No, Trump did not start a nuclear arms race, Putin did – with malice aforethought. Withdrawing from the INF Treaty, after years of Russian denials and obfuscation, simply recognizes this important reality. The Treaty has been dead for a long time. Even if Russia were to say they were back in compliance, the U.S. could not legally verify their claims with on-site inspections.
But what of the prospect of a new nuclear arms race? Now that intermediate-range systems will no longer be subject to treaty limits, the United States and Russia will be off to the races, right? Wrong.
Take non-strategic weapons, or ‘mini-nukes,’ as an example. They have never been a part of any U.S.-Russian treaty, completely unregulated due to the inherent difficulty of verification, and yet the United States and Russia have – for their own reasons – arrived at radically different force levels: approximately 2,000 for Russia, and reportedly 500 for the United States. This is not a race.
Or take sea-based nuclear cruise missiles, again, not included in any current U.S.-Russian treaties, but even while the United States eliminated its only program in 2010, Russia’s sea-based nuclear cruise missiles play an important role in its naval doctrine and can be placed on just about any ship in their fleet. Again, it is not a binary choice between weapons covered by a treaty or an arms race – there is a lot of room in between.

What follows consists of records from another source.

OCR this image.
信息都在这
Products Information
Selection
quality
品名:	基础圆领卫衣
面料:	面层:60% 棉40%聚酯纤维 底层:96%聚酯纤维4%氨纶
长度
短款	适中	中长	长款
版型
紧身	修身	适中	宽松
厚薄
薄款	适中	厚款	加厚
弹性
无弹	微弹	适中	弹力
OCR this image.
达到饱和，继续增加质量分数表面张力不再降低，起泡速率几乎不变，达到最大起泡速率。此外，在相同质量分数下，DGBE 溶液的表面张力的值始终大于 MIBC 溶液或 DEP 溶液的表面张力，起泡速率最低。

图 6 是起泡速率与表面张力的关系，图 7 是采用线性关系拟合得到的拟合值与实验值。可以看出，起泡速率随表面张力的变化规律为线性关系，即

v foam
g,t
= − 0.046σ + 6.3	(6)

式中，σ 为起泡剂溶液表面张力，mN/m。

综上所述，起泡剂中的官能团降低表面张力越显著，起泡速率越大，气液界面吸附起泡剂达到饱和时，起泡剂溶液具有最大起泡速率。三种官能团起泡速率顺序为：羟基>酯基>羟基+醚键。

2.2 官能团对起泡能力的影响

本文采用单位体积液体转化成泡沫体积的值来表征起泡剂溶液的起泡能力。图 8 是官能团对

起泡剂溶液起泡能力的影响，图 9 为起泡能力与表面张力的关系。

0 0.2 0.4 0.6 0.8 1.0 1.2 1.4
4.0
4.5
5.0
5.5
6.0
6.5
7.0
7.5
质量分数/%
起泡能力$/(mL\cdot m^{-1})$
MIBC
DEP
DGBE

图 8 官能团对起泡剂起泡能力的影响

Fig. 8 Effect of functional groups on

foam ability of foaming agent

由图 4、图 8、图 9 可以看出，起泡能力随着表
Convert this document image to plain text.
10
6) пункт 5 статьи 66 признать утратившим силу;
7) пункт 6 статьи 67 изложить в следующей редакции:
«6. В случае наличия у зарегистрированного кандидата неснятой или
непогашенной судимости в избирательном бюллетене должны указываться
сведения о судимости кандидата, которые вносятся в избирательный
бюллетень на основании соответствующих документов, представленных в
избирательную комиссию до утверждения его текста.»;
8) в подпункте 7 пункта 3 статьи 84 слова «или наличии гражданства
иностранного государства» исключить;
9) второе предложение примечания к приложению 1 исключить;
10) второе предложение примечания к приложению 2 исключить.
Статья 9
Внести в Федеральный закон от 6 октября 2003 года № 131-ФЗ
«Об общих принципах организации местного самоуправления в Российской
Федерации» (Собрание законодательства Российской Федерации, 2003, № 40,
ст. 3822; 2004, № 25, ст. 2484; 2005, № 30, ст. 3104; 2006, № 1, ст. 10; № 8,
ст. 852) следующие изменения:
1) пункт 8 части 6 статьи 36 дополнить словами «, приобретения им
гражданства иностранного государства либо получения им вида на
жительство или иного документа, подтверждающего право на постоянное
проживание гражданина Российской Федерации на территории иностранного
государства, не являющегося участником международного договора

In addition, another factor works against a prospective arms race: the U.S. weapons acquisition bureaucracy. In 2014, the Air Force reportedly began the process to purchase a new intercontinental ballistic missile to replace the rapidly-aging current system. It will not see a new missile in the field reportedly until 15 years after the fact, 2029. A similar un-race-like timeline can likely be expected for most other U.S. nuclear systems. The new Long Range Stand Off weapon (LRSO), for example, will reportedly take nine years to fully develop – before any production and its associated timeline. In all likelihood, if President Trump ordered a new nuclear weapon system be built today, even if he won reelection, it is unlikely he would ever see it reach initial operating capability while in office.
Lastly, pity the poor defense planners in Moscow who must look into their crystal ball, divine which U.S. political party will hold the House, Senate, and presidency, for how long, their level of support for specific nuclear weapons programs, constituent demands, budget levels, and a myriad of other factors – and then, make a decision on whether they too should begin a counter program with their much smaller defense budget. It’s difficult to race when your opponent is in constant flux on whether and how to race.
In the end, arms races are generally not the fast-paced showdowns that everyone imagines. Phantasmagoric images of President Trump and National Security Advisor John Bolton maniacally laughing as they tear up arms control treaties for fun are just that, fictitious.
Russia likely began its recent violations of arms control treaties in earnest just as then-President Obama uttered one of his sadly less famous lines in 2009, “Rules must be binding. Violations must be punished. Words must mean something.” This administration is only guilty of giving meaning to Obama’s words.
Matthew Costlow is a defense analyst with the National Institute for Public Policy and a doctoral candidate at George Mason University.